Friday, December 11, 2020

UK to the European Union: Divorce Can Be Messy

It’s hard to take in crises outside of our dramatically consumed domestic concerns. It’s hard to look past our election, the fact that with about 4% of the earth’s population the US has 25% of the planet’s COVID infections and 20% of the world’s COVID deaths, the devastating hurricane, wildfires plus the litany of blue on black shootings and resultant protests. Few believe that a safe and effective vaccine is just around the corner, whether our votes will get counted is deeply troublesome and most expect a virulent second wave to this pandemic later in the fall. 

But there is more going on around the world. Beyond the pandemic. A Russian dissident, poisoned with a Russian military nerve agent, is off life support in Germany, but Vladimir Putin seems to lead a rogue and unrepentant nation. Even as Trump continues to accept unsupportable Putin denials against hard evidence from his own intelligence agencies to the contrary, Russia is flooding the US election with disinformation and manipulation like never before. China is crushing dissent in Hong Kong, with a parallel crush of opposition in Belarus. A crushing superstorm has descended upon Japan and Korea, and that dreaded second COVID wave seems to have begun right here in the good old USA; the numbers are the worst since the pandemic began.

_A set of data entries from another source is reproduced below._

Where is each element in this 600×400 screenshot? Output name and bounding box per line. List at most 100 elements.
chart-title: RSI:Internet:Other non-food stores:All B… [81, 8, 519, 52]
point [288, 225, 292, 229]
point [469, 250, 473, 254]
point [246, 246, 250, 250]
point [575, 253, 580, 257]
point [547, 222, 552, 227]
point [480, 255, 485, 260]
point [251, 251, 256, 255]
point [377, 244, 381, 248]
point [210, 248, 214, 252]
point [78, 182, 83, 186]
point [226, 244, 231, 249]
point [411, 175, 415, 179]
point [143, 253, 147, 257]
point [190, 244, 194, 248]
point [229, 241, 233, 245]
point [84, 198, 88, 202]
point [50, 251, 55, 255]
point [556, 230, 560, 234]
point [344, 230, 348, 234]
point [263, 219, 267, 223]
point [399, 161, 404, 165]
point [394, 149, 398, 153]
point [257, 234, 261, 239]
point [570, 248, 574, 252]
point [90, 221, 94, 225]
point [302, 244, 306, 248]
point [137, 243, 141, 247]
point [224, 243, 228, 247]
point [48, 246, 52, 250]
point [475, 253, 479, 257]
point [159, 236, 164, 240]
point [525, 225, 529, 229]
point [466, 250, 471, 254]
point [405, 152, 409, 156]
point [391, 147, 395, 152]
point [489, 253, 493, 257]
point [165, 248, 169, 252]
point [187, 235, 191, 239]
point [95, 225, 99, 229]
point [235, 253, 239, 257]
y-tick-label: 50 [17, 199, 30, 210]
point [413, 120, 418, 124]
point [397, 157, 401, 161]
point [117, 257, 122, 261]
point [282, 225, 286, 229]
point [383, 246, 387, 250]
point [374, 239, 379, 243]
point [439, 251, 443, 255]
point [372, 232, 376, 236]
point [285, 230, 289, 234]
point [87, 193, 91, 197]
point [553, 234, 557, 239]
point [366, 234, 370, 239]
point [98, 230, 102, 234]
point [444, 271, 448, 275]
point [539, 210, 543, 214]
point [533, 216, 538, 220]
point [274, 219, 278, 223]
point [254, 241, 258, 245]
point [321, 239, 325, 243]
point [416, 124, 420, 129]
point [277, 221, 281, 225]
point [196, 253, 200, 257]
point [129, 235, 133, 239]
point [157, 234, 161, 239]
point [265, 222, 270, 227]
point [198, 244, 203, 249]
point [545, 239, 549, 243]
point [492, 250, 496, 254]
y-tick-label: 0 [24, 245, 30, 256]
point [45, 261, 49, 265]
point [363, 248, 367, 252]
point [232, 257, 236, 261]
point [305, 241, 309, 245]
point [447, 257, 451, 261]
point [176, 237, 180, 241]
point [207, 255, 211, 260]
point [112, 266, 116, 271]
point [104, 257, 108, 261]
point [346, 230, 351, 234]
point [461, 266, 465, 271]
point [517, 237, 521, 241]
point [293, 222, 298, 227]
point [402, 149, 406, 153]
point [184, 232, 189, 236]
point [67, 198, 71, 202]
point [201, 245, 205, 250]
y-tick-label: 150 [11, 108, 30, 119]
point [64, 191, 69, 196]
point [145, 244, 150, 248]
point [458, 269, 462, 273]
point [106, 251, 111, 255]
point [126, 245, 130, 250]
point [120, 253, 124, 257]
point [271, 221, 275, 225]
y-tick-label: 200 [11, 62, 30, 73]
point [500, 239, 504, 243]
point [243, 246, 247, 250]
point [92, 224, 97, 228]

To make complicated matters worse, there is this continuing confrontation between one of the main champions of Brexit, now very much in command as UK Prime Minister – Boris Johnson – and the negotiators from the European Union. Heels are well-dug in. “My way or the highway” talk is more reminiscent of an old west shoot out, and it is very possible that the headbutting just might not generate a smooth transition to this Brexit parting of the ways. If the break occurs without resolution of some truly material points, if there is no overall agreement on how the parties will relate going forward, there will be serious economic peril for both sides. And it is not as if there aren’t already massive blows to the global economy from the pandemic decimating their economies already. It just could get so much worse from down and dirty pig-headedness.

“First: a defiant-sounding interview with David Frost, the UK chief negotiator in the troubled trade talks with the EU. Next came a leak about government plans to introduce domestic legislation which would partially undermine the Brexit divorce deal, the Withdrawal Agreement, signed last year with the EU. Also affecting the Irish Protocol, designed at the time by Brussels and the UK to avoid a hard border on the island of Ireland.

“Finally, Prime Minister Boris Johnson has said that if no trade deal is agreed by mid-October, there will be no trade deal at all with the EU. And that - by the way - a no-deal scenario would actually be good for the UK, giving it full control over its ‘laws, rules and fishing waters.’…

Bang on cue, irritated European diplomatic sources described the Frost interview as sabre rattling and ‘unsurprising muscle flexing’ ahead of the last tough rounds of trade negotiations with the EU.”

“As regards the domestic legislation affecting the Irish Protocol (the precise details of which have not yet been revealed), Ireland's Foreign Minister Simon Coveney tweeted that would be ‘a very unwise way for the government to proceed.’” BBC.com, September 7th. Exactly how do you maintain a series of customs checkpoints, even immigration checkpoints, along the 310-mile currently open border between Northern Ireland (UK) and Ireland (EU)? Currently with somewhere between 200 and 275 crossing points? Remember the “Troubles” – the effective battles between Protestant and Roman Catholic factions in Northern Ireland (from the 1960s until the Good Friday Agreement in 1998)? That open border is a symbol to all of the reconciliation between those factions. Close it… and…

But that secret UK legislation over this complex border situation (that might reverse that open border concept), one that even staunch Brexit supporters doubt the EU would accept, just might be enough on its own to tank the whole process. Is it just to gain negotiating leverage or do UK ministers mean to reverse course?  “While a high-level EU diplomat from a country traditionally close to the UK slammed the planned legislation as, not only a trust or credibility issue, but ‘something that could lead to the unravelling of the already fraught EU-UK trade negotiations.’… It was a self-defeating move by the Johnson government, he said… So self-defeating, in EU eyes, that I have now begun to hear musings amongst Brussels contacts that maybe they were not the government's main target audience after all.

“Because, say EU figures, if the Frost interview, the legislation leak and the prime minister's words were all designed as a negotiating tactic, to put pressure on the EU, then it was a terrible tactic, they insist, as it simply serves to ‘raise European hackles.’” BBC.com. If this transition is not clarified, if there is a hard Brexit, the global economy will slide down one notch. And while that may create relative value for the dollar against both the pound and the euro, there really shouldn’t be any joy in sitting together as our entire ship sinks farther into the ocean. As of late October, the EU and the UK remain seemingly irreconcilably deadlocked.

I’m Peter Dekom, and most troublesome of all for us is the lack of American leadership with sufficient knowledge and sophistication to lead us through the possible consequences of a hard Brexit without damage to our own economy.